Lexical binding of variables

Bazel name resolution is not truly static.

data = []

def fct(x):
  if x:
    data = []

  data.append(1)

The function above will either add an element to the global list, or add it to a local list, depending on x. This is arguably an implementation bug.

Based on the specification, data should refer only to the local variable. So if x is false, there will be a runtime error (data is not initialiazed).

Resolution: Use static name resolution, follow the specification.

This is a breaking change for Bazel.

Rebinding in BUILD files

According to the specification, "it is a static error to bind a global variable already explicitly bound in the file."

Bazel implements this check in bzl files, but not in BUILD files for historical reasons (legacy code should be updated). This should be an error:

ab = 2
ab = 3

Resolution: Update Bazel, forbid rebinding of global variables in BUILD files.

This is a breaking change for Bazel.

Backward-compatibility

Two sections in this document constitute breaking changes to Bazel:

  • Lexical binding of variables is fixing a bug and a surprising behavior (almost every modern language uses lexical binding). We also believe very few files rely on this behavior. User impact should be low.

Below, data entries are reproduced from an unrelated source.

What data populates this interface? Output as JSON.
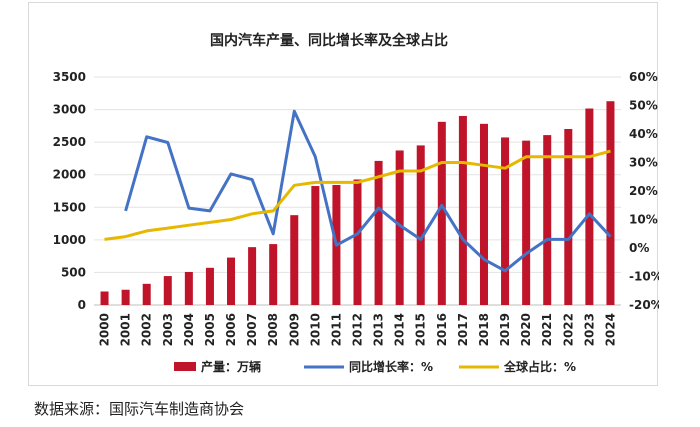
{
  "chart_data": {
    "type": "bar",
    "title": "国内汽车产量、同比增长率及全球占比",
    "categories": [
      "2000",
      "2001",
      "2002",
      "2003",
      "2004",
      "2005",
      "2006",
      "2007",
      "2008",
      "2009",
      "2010",
      "2011",
      "2012",
      "2013",
      "2014",
      "2015",
      "2016",
      "2017",
      "2018",
      "2019",
      "2020",
      "2021",
      "2022",
      "2023",
      "2024"
    ],
    "series": [
      {
        "name": "产量：万辆",
        "kind": "bar",
        "axis": "left",
        "color": "#c0142a",
        "values": [
          207,
          234,
          325,
          444,
          507,
          571,
          728,
          888,
          935,
          1379,
          1826,
          1842,
          1927,
          2212,
          2372,
          2450,
          2812,
          2902,
          2781,
          2572,
          2523,
          2608,
          2702,
          3016,
          3128
        ]
      },
      {
        "name": "同比增长率：%",
        "kind": "line",
        "axis": "right",
        "color": "#4472c4",
        "values": [
          null,
          13,
          39,
          37,
          14,
          13,
          26,
          24,
          5,
          48,
          32,
          1,
          5,
          14,
          8,
          3,
          15,
          3,
          -4,
          -8,
          -2,
          3,
          3,
          12,
          4
        ]
      },
      {
        "name": "全球占比：%",
        "kind": "line",
        "axis": "right",
        "color": "#e6b800",
        "values": [
          3,
          4,
          6,
          7,
          8,
          9,
          10,
          12,
          13,
          22,
          23,
          23,
          23,
          25,
          27,
          27,
          30,
          30,
          29,
          28,
          32,
          32,
          32,
          32,
          34
        ]
      }
    ],
    "y_left": {
      "min": 0,
      "max": 3500,
      "step": 500,
      "ticks": [
        "0",
        "500",
        "1000",
        "1500",
        "2000",
        "2500",
        "3000",
        "3500"
      ]
    },
    "y_right": {
      "min": -20,
      "max": 60,
      "step": 10,
      "ticks": [
        "-20%",
        "-10%",
        "0%",
        "10%",
        "20%",
        "30%",
        "40%",
        "50%",
        "60%"
      ]
    },
    "grid": true,
    "legend_position": "bottom"
  },
  "source_note": "数据来源：国际汽车制造商协会"
}
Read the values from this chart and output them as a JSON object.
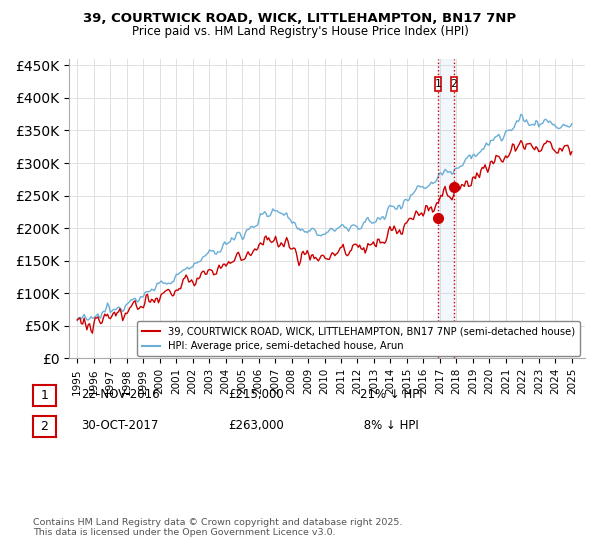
{
  "title_line1": "39, COURTWICK ROAD, WICK, LITTLEHAMPTON, BN17 7NP",
  "title_line2": "Price paid vs. HM Land Registry's House Price Index (HPI)",
  "ylim": [
    0,
    460000
  ],
  "yticks": [
    0,
    50000,
    100000,
    150000,
    200000,
    250000,
    300000,
    350000,
    400000,
    450000
  ],
  "hpi_color": "#6aaed6",
  "price_color": "#cc0000",
  "vline_color": "#cc0000",
  "purchase1_year": 2016.896,
  "purchase2_year": 2017.831,
  "purchase1_price": 215000,
  "purchase2_price": 263000,
  "legend_line1": "39, COURTWICK ROAD, WICK, LITTLEHAMPTON, BN17 7NP (semi-detached house)",
  "legend_line2": "HPI: Average price, semi-detached house, Arun",
  "footer": "Contains HM Land Registry data © Crown copyright and database right 2025.\nThis data is licensed under the Open Government Licence v3.0.",
  "background_color": "#ffffff",
  "grid_color": "#e0e0e0",
  "start_year": 1995,
  "end_year": 2025,
  "xlim_left": 1994.5,
  "xlim_right": 2025.8
}
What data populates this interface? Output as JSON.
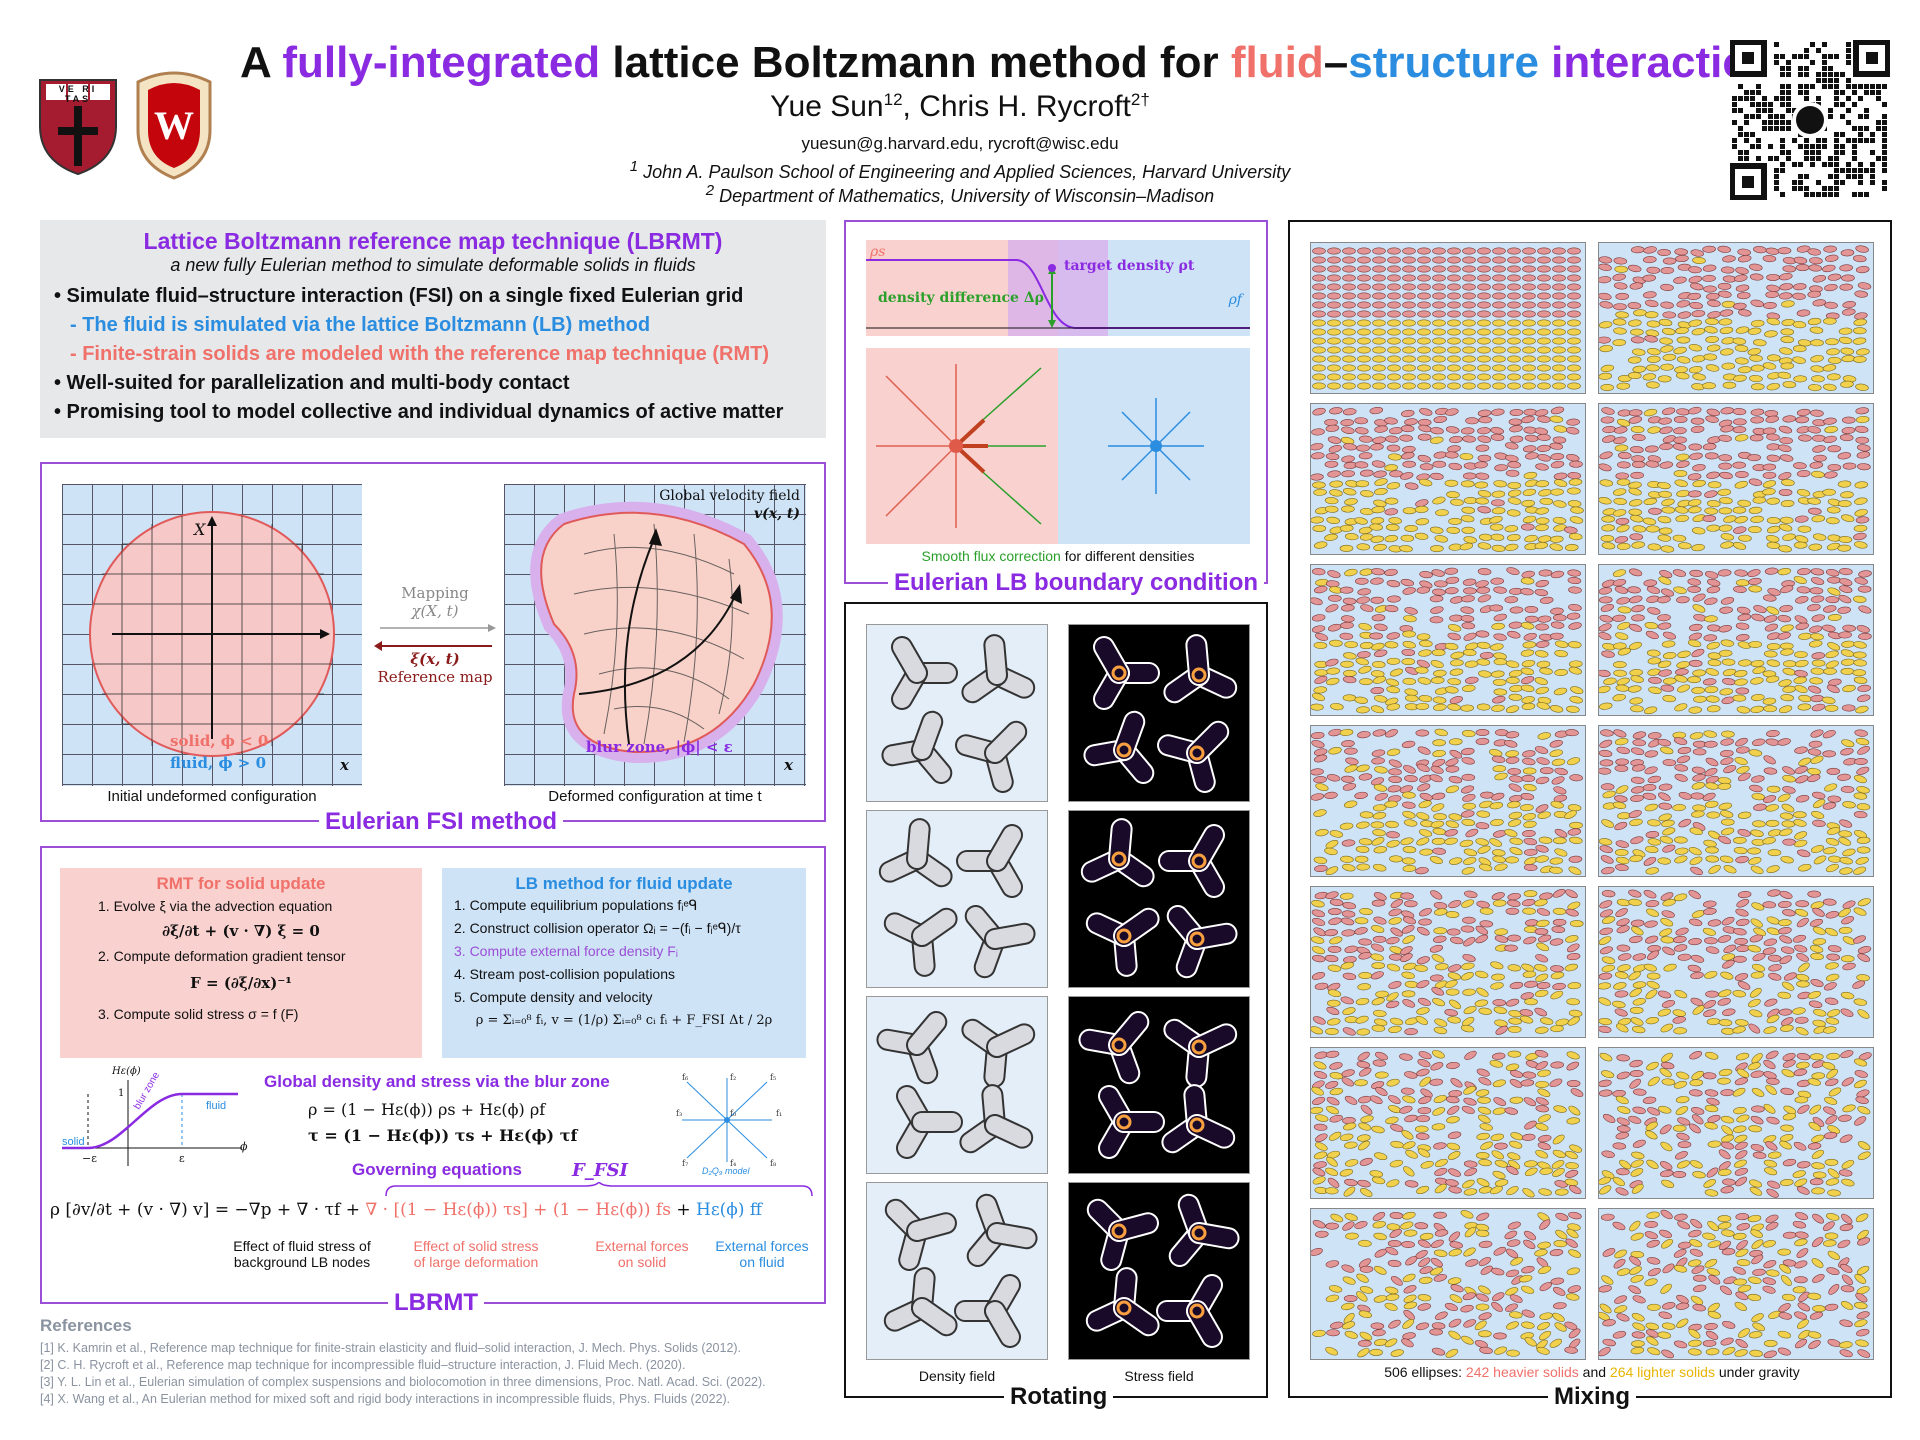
{
  "header": {
    "title_part1": "A ",
    "title_part2": "fully-integrated",
    "title_part3": " lattice Boltzmann method for ",
    "title_part4": "fluid",
    "title_part5": "–",
    "title_part6": "structure",
    "title_part7": " interaction",
    "authors_a": "Yue Sun",
    "authors_a_sup": "12",
    "authors_sep": ", Chris H. Rycroft",
    "authors_b_sup": "2†",
    "emails": "yuesun@g.harvard.edu, rycroft@wisc.edu",
    "aff1_sup": "1",
    "aff1": "John A. Paulson School of Engineering and Applied Sciences, Harvard University",
    "aff2_sup": "2",
    "aff2": "Department of Mathematics, University of Wisconsin–Madison",
    "harvard_shield_text": "VE RI TAS",
    "uw_logo_letter": "W"
  },
  "intro": {
    "title": "Lattice Boltzmann reference map technique (LBRMT)",
    "subtitle": "a new fully Eulerian method to simulate deformable solids in fluids",
    "b1": "• Simulate fluid–structure interaction (FSI) on a single fixed Eulerian grid",
    "b1a": "- The fluid is simulated via the lattice Boltzmann (LB) method",
    "b1b": "- Finite-strain solids are modeled with the reference map technique (RMT)",
    "b2": "• Well-suited for parallelization and multi-body contact",
    "b3": "• Promising tool to model collective and individual dynamics of active matter"
  },
  "fsi": {
    "label": "Eulerian FSI method",
    "axis_X": "X",
    "solid": "solid, ϕ < 0",
    "fluid": "fluid, ϕ > 0",
    "x1": "x",
    "x2": "x",
    "mapping": "Mapping",
    "chi": "χ(X, t)",
    "xi": "ξ(x, t)",
    "refmap": "Reference map",
    "global_vel": "Global velocity field",
    "v_xt": "v(x, t)",
    "blur": "blur zone, |ϕ| < ε",
    "cap1": "Initial undeformed configuration",
    "cap2": "Deformed configuration at time t"
  },
  "lbrmt": {
    "label": "LBRMT",
    "rmt_title": "RMT for solid update",
    "rmt1": "1. Evolve ξ via the advection equation",
    "rmt1_eq": "∂ξ/∂t + (v · ∇) ξ = 0",
    "rmt2": "2. Compute deformation gradient tensor",
    "rmt2_eq": "F = (∂ξ/∂x)⁻¹",
    "rmt3": "3. Compute solid stress σ = f (F)",
    "lb_title": "LB method for fluid update",
    "lb1": "1. Compute equilibrium populations fᵢᵉᑫ",
    "lb2": "2. Construct collision operator Ωᵢ = −(fᵢ − fᵢᵉᑫ)/τ",
    "lb3": "3. Compute external force density Fᵢ",
    "lb4": "4. Stream post-collision populations",
    "lb5": "5. Compute density and velocity",
    "lb5_eq": "ρ = Σᵢ₌₀⁸ fᵢ,  v = (1/ρ) Σᵢ₌₀⁸ cᵢ fᵢ + F_FSI Δt / 2ρ",
    "blur_title": "Global density and stress via the blur zone",
    "rho_eq": "ρ = (1 − Hε(ϕ)) ρs + Hε(ϕ) ρf",
    "tau_eq": "τ = (1 − Hε(ϕ)) τs + Hε(ϕ) τf",
    "gov_title": "Governing equations",
    "ffsi": "F_FSI",
    "gov_lhs": "ρ [∂v/∂t + (v · ∇) v] = −∇p + ∇ · τf +",
    "gov_rhs_red": "∇ · [(1 − Hε(ϕ)) τs] + (1 − Hε(ϕ)) fs",
    "gov_rhs_plus": "+",
    "gov_rhs_blue": "Hε(ϕ) ff",
    "ann1a": "Effect of fluid stress of",
    "ann1b": "background LB nodes",
    "ann2a": "Effect of solid stress",
    "ann2b": "of large deformation",
    "ann3a": "External forces",
    "ann3b": "on solid",
    "ann4a": "External forces",
    "ann4b": "on fluid",
    "plot_H": "Hε(ϕ)",
    "plot_one": "1",
    "plot_fluid": "fluid",
    "plot_solid": "solid",
    "plot_blur": "blur zone",
    "plot_neg_eps": "−ε",
    "plot_eps": "ε",
    "plot_phi": "ϕ",
    "d2q9": "D₂Q₉ model",
    "d2q9_labels": [
      "f₆",
      "f₂",
      "f₅",
      "f₃",
      "f₀",
      "f₁",
      "f₇",
      "f₄",
      "f₈"
    ],
    "d2q9_c": [
      "c₆",
      "c₂",
      "c₅",
      "c₃",
      "c₁",
      "c₇",
      "c₄",
      "c₈"
    ]
  },
  "refs": {
    "title": "References",
    "r1": "[1] K. Kamrin et al., Reference map technique for finite-strain elasticity and fluid–solid interaction, J. Mech. Phys. Solids (2012).",
    "r2": "[2] C. H. Rycroft et al., Reference map technique for incompressible fluid–structure interaction, J. Fluid Mech. (2020).",
    "r3": "[3] Y. L. Lin et al., Eulerian simulation of complex suspensions and biolocomotion in three dimensions, Proc. Natl. Acad. Sci. (2022).",
    "r4": "[4] X. Wang et al., An Eulerian method for mixed soft and rigid body interactions in incompressible fluids, Phys. Fluids (2022)."
  },
  "boundary": {
    "label": "Eulerian LB boundary condition",
    "rho_s": "ρs",
    "rho_f": "ρf",
    "target": "target density ρt",
    "diff": "density difference Δρ",
    "cap_green": "Smooth flux correction",
    "cap_rest": " for different densities"
  },
  "rotating": {
    "label": "Rotating",
    "cap1": "Density field",
    "cap2": "Stress field"
  },
  "mixing": {
    "label": "Mixing",
    "cap_a": "506 ellipses: ",
    "cap_b": "242 heavier solids",
    "cap_c": " and ",
    "cap_d": "264 lighter solids",
    "cap_e": " under gravity"
  },
  "colors": {
    "purple": "#8a2be2",
    "blue": "#2a8de0",
    "red": "#f0706a",
    "pink_bg": "#f9d6d6",
    "blue_bg": "#cfe3f7"
  }
}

  • Rebinding in BUILD files is making the language stricter in BUILD files. We believe the benefits are greater than the migration costs. In particular, it improves consistency (difference between BUILD and bzl files), increases files readability, and reduces maintenance cost in the long-term.

For a smooth rollout, we'll use the backward compatibility process.

A linter will also notify the users about it.